Elle tourne lentement la tête vers lui pour fixer son regard et lui montrer qu'elle l'écoute, un sourire faible au coin des lèvres et la fumée toxique s'évaporant devant elle. Pierre connaît le regard d'Héléna depuis longtemps, il pensait s'y est être habitué, mais encore aujourd'hui ça le déstabilise. Alors quand ses yeux plus bleus que le ciel cherchent à fixer son regard, il baisse la tête, comme si les graviers que ses baskets sont en train d'écraser étaient la chose la plus importante à ce moment-là.

Pierre : Je... Je peux te faire écouter une chanson ? Une chanson de mon album je veux dire...

Héléna est surprise par cette demande, si elle connaît déjà « Nous on sait » qu'il a fait écouter aux six artistes de la tournée, et bien sûr « Ceux qu'on était », elle ne connaît pour l'instant aucune chanson du futur album de son petit ami, et savoir qu'elle va avoir une exclu, avant même les cinq autres, lui réchauffe un peu le coeur.

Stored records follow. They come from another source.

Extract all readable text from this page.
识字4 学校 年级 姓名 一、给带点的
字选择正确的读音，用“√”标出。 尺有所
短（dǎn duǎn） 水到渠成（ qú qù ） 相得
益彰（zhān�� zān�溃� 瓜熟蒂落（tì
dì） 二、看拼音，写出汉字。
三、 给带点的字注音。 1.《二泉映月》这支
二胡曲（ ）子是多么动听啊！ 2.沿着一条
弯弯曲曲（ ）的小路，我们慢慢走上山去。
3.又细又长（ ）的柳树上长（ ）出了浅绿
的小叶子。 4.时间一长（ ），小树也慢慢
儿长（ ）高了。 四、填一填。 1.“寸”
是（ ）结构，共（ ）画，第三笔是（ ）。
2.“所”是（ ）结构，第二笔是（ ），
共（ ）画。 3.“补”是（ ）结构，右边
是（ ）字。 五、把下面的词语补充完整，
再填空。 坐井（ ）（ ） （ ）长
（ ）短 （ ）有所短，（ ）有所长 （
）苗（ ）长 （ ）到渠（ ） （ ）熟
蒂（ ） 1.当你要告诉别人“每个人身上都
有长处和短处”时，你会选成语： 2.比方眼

Pierre voit l'étincelle dans ses yeux quand il prononce la fin de sa phrase, et pour la première fois depuis le début de cette journée il a l'impression de lui faire du bien, d'être à sa place à ses côtés.

Pierre : Tiens.

Dit-il en lui glissant un de ses écouteurs dans l'oreille gauche, avant même d'avoir obtenu une réponse de sa part. Elle ne dit rien, arrange l'écouteur dans son oreille, puis le regarde à nouveau, attendant qu'il lance la chanson.

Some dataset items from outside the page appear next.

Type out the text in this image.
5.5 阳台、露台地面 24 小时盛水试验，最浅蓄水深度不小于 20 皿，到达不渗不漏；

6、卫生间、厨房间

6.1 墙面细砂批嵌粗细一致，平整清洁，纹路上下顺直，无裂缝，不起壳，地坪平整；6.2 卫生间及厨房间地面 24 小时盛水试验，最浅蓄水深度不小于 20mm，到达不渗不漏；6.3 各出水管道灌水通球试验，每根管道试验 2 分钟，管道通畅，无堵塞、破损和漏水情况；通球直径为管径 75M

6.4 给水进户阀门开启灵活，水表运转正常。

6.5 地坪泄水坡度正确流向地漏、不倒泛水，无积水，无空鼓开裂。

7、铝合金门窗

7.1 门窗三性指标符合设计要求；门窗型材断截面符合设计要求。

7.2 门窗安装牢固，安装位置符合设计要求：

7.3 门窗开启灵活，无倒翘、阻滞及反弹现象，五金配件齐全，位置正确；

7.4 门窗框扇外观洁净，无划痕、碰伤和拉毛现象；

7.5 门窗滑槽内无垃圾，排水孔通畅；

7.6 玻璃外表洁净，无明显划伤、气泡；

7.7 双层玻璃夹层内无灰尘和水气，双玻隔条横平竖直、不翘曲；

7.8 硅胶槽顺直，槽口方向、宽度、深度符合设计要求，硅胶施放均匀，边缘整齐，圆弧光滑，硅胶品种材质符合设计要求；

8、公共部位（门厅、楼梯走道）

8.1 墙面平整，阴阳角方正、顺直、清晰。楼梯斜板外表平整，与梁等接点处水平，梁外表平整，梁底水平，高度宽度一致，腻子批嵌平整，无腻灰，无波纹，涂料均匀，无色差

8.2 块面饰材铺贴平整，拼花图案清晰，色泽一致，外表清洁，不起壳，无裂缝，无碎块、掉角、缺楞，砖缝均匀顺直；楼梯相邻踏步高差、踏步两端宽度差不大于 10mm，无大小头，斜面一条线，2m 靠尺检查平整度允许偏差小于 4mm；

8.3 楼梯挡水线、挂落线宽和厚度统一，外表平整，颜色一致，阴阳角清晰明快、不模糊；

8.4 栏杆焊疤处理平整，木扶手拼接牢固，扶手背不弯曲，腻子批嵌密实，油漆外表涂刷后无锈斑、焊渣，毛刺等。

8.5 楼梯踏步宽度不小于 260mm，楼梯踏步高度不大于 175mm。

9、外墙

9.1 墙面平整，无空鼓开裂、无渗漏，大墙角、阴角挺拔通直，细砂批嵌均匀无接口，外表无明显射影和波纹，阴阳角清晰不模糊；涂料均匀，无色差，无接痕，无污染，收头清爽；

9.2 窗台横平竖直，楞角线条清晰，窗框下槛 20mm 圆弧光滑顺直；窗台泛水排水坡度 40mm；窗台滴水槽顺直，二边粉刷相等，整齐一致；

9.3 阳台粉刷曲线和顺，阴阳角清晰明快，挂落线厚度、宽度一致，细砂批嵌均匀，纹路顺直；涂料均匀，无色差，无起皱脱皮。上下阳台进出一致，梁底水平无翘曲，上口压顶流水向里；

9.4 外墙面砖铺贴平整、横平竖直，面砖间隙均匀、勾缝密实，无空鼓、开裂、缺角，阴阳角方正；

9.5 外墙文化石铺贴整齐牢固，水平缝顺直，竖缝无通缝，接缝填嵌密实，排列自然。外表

« Quand j'ai tort, quand j'oublie encore
Que j'avais promis des efforts
Tu le sais, mais tu ne dis rien. »

La jeune femme tourne doucement son visage vers Pierre, cherchant dans son regard une réponse, puis elle se concentre à nouveau sur ce qu'elle écoute.

« Et toi t'es là, même quand j'ai peur
Ta main dans la mienne et je repars
Dans ton regard, j'me sens plus fort
J'voudrais pas d'un monde où tu n'serais pas »

À cet instant, où la chanson, bientôt sur sa fin, s'adoucît, laissant simplement la voix de Pierre remplie d'émotions, ses mots et du piano, Héléna sent des larmes perler au coin de ses yeux et un sourire ému s'étirer sur son visage. Elle tourne la tête vers le jeune chanteur qui lui rend un sourire timide. Quand la chanson prend fin, elle retire l'écouteur, le rend à Pierre, puis avant même qu'il n'ai le temps d'ouvrir la bouche pour lui demander son avis, elle le devance.

Héléna : C'est pour ta mère ?

Il hoche simplement la tête. Il ne pensait pas que ce serait sa première réaction mais il est content de voir que le message est clair, que ce sont les bons mots, lui qui a si peu l'habitude de se confier sur ses sentiments justement.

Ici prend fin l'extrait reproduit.